A6 Pat Benatar – Heartbreaker
A7 Blondie – Call Me
B1 The Ramones – Do You Remember Rock ‘N’ Roll Radio?
B2 The Knack – My Sharona
B3 Cheap Trick – I Want You To Want Me (Live)
B4 Ian Gomm – Hold On
B5 Blondie – One Way Or Another
B6 Pat Benatar – We Live For Love
B7 M – Pop Muzik
The song selection reflects the brief moment when the “new wave” made its initial foray into the mainstream pop charts. Maura refers to that era as “The Cusp” — the temporal phantom zone between what is culturally perceived as the “the Seventies” and “the Eighties.” It was a significant period for me, as it bridged the gap between childhood and early adolescence. It was further reinforced by the arrival of a musically hip teenage aunt to our household and a short-lived cable subscription which introduced me — thanks to HBO’s pre-feature filler programming — to the hauntingly fascinating world of pre-MTV music video.

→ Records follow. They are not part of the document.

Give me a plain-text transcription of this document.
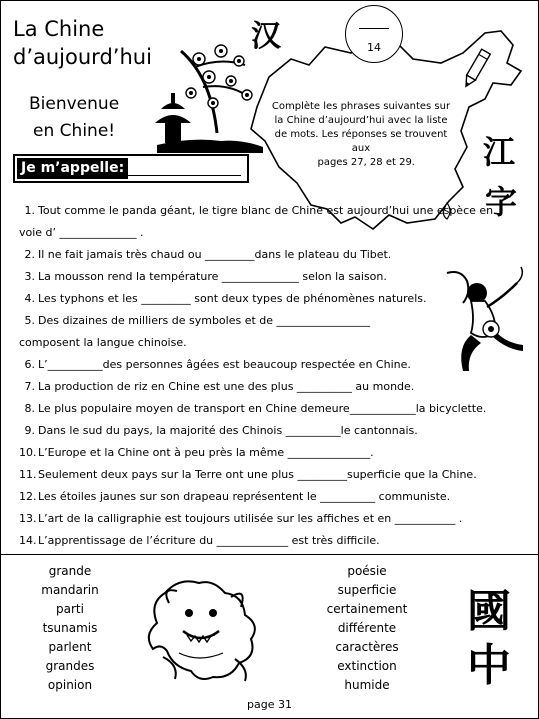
14
汉
江
字
國
中
La Chine
d’aujourd’hui
Bienvenue
en Chine!
Je m’appelle:
Complète les phrases suivantes sur la Chine d’aujourd’hui avec la liste de mots. Les réponses se trouvent aux
pages 27, 28 et 29.
1. Tout comme le panda géant, le tigre blanc de Chine est aujourd’hui une espèce en voie d’ ______________ .
2. Il ne fait jamais très chaud ou _________dans le plateau du Tibet.
3. La mousson rend la température ______________ selon la saison.
4. Les typhons et les _________ sont deux types de phénomènes naturels.
5. Des dizaines de milliers de symboles et de _________________ composent la langue chinoise.
6. L’__________des personnes âgées est beaucoup respectée en Chine.
7. La production de riz en Chine est une des plus __________ au monde.
8. Le plus populaire moyen de transport en Chine demeure____________la bicyclette.
9. Dans le sud du pays, la majorité des Chinois __________le cantonnais.
10. L’Europe et la Chine ont à peu près la même _______________.
11. Seulement deux pays sur la Terre ont une plus _________superficie que la Chine.
12. Les étoiles jaunes sur son drapeau représentent le __________ communiste.
13. L’art de la calligraphie est toujours utilisée sur les affiches et en ___________ .
14. L’apprentissage de l’écriture du _____________ est très difficile.
grande
mandarin
parti
tsunamis
parlent
grandes
opinion
poésie
superficie
certainement
différente
caractères
extinction
humide
page 31
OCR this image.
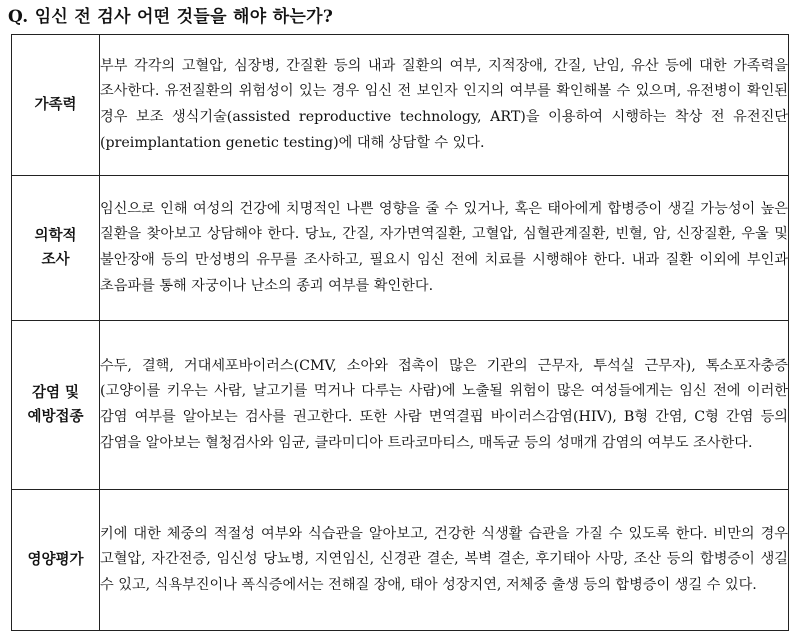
Q. 임신 전 검사 어떤 것들을 해야 하는가?
가족력	부부 각각의 고혈압, 심장병, 간질환 등의 내과 질환의 여부, 지적장애, 간질, 난임, 유산 등에 대한 가족력을 조사한다. 유전질환의 위험성이 있는 경우 임신 전 보인자 인지의 여부를 확인해볼 수 있으며, 유전병이 확인된 경우 보조 생식기술(assisted reproductive technology, ART)을 이용하여 시행하는 착상 전 유전진단(preimplantation genetic testing)에 대해 상담할 수 있다.
의학적 조사	임신으로 인해 여성의 건강에 치명적인 나쁜 영향을 줄 수 있거나, 혹은 태아에게 합병증이 생길 가능성이 높은 질환을 찾아보고 상담해야 한다. 당뇨, 간질, 자가면역질환, 고혈압, 심혈관계질환, 빈혈, 암, 신장질환, 우울 및 불안장애 등의 만성병의 유무를 조사하고, 필요시 임신 전에 치료를 시행해야 한다. 내과 질환 이외에 부인과 초음파를 통해 자궁이나 난소의 종괴 여부를 확인한다.
감염 및 예방접종	수두, 결핵, 거대세포바이러스(CMV, 소아와 접촉이 많은 기관의 근무자, 투석실 근무자), 톡소포자충증(고양이를 키우는 사람, 날고기를 먹거나 다루는 사람)에 노출될 위험이 많은 여성들에게는 임신 전에 이러한 감염 여부를 알아보는 검사를 권고한다. 또한 사람 면역결핍 바이러스감염(HIV), B형 간염, C형 간염 등의 감염을 알아보는 혈청검사와 임균, 클라미디아 트라코마티스, 매독균 등의 성매개 감염의 여부도 조사한다.
영양평가	키에 대한 체중의 적절성 여부와 식습관을 알아보고, 건강한 식생활 습관을 가질 수 있도록 한다. 비만의 경우 고혈압, 자간전증, 임신성 당뇨병, 지연임신, 신경관 결손, 복벽 결손, 후기태아 사망, 조산 등의 합병증이 생길 수 있고, 식욕부진이나 폭식증에서는 전해질 장애, 태아 성장지연, 저체중 출생 등의 합병증이 생길 수 있다.
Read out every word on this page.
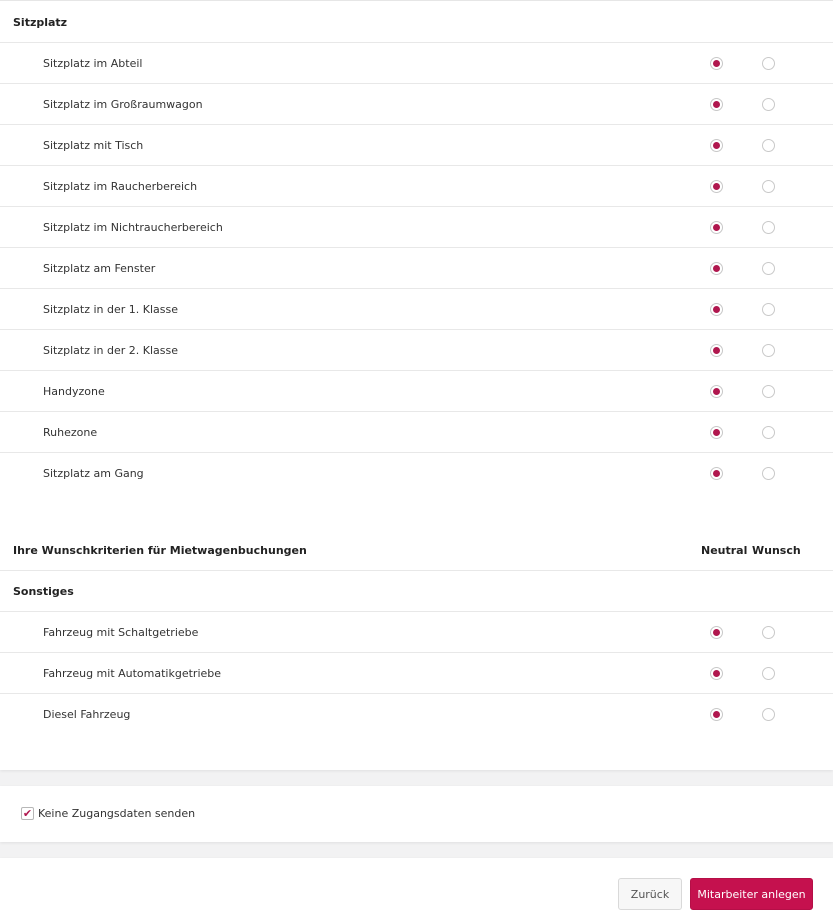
Sitzplatz
Sitzplatz im Abteil
Sitzplatz im Großraumwagon
Sitzplatz mit Tisch
Sitzplatz im Raucherbereich
Sitzplatz im Nichtraucherbereich
Sitzplatz am Fenster
Sitzplatz in der 1. Klasse
Sitzplatz in der 2. Klasse
Handyzone
Ruhezone
Sitzplatz am Gang
Ihre Wunschkriterien für Mietwagenbuchungen	Neutral Wunsch
Sonstiges
Fahrzeug mit Schaltgetriebe
Fahrzeug mit Automatikgetriebe
Diesel Fahrzeug
✔ Keine Zugangsdaten senden
Zurück	Mitarbeiter anlegen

As a result, Rock 80 is an almost-perfect musical core sample of audio-driven nostalgia to my ears.
The album was created to spotlight the “new music,” a term that has since been eclipsed by the more specific “new wave.” While the latter was coined as a means of divesting punk and punk-adjacent artists from punk’s social stigma, the former was a wider blanket term used to describe newer artists who fell outside then dominant camps of disco, AOR stadium-ready fare, and soft rock. Pat Benatar and Cheap Trick weren’t “new wave,” but they were marketed as “new music” (alongside Tom Petty and AC/DC, who did not make it on to Rock 80).
A good compilation can make you overlook the weaker material on it. A great one can make you believe you actually like the clunkers…as long as turntable is spinning, at least. I had my fill of “My Sharona” when I was eight and have never cared much for The Pretenders, but having those tracks bracketed by Gary Numan and The Ramones softened my attitude immensely. Individual songs matter less than the overall testament to a pop moment that still haunts me to present day.
I could even forgive the album’s dual instances of double-dipping with Blondie and Pat Benatar. On other K-Tel efforts, it comes off as lazy pandering (and usually involved the Osmonds in some way). Here it allowed them to showcase different sounds by a pair of artists that I happen to adore.
Of all the K-Tel offerings I’ve picked up over the past eight months, Rock 80 has gotten the most spins. There were a few weeks following its unearthing last fall when it never left the turntable. I played it non-stop while doing my weekend chores, and drop the needle down on it as soon as I got home from work.
It’s unbroken streak came to an abrupt halt on November 8. Maura and I were carpooling home from work when Sniff ‘n’ The Tears’ “Driver’s Seat” came on the space radio’s Seventies channel.
“Hey, that’s on Rock 80! Man, I cannot wait for this night to be over so that orange fuckwad can be kicked to the curb.”
I’ve tried listening to the album a couple times since then, but that associative stink has been hard to shake.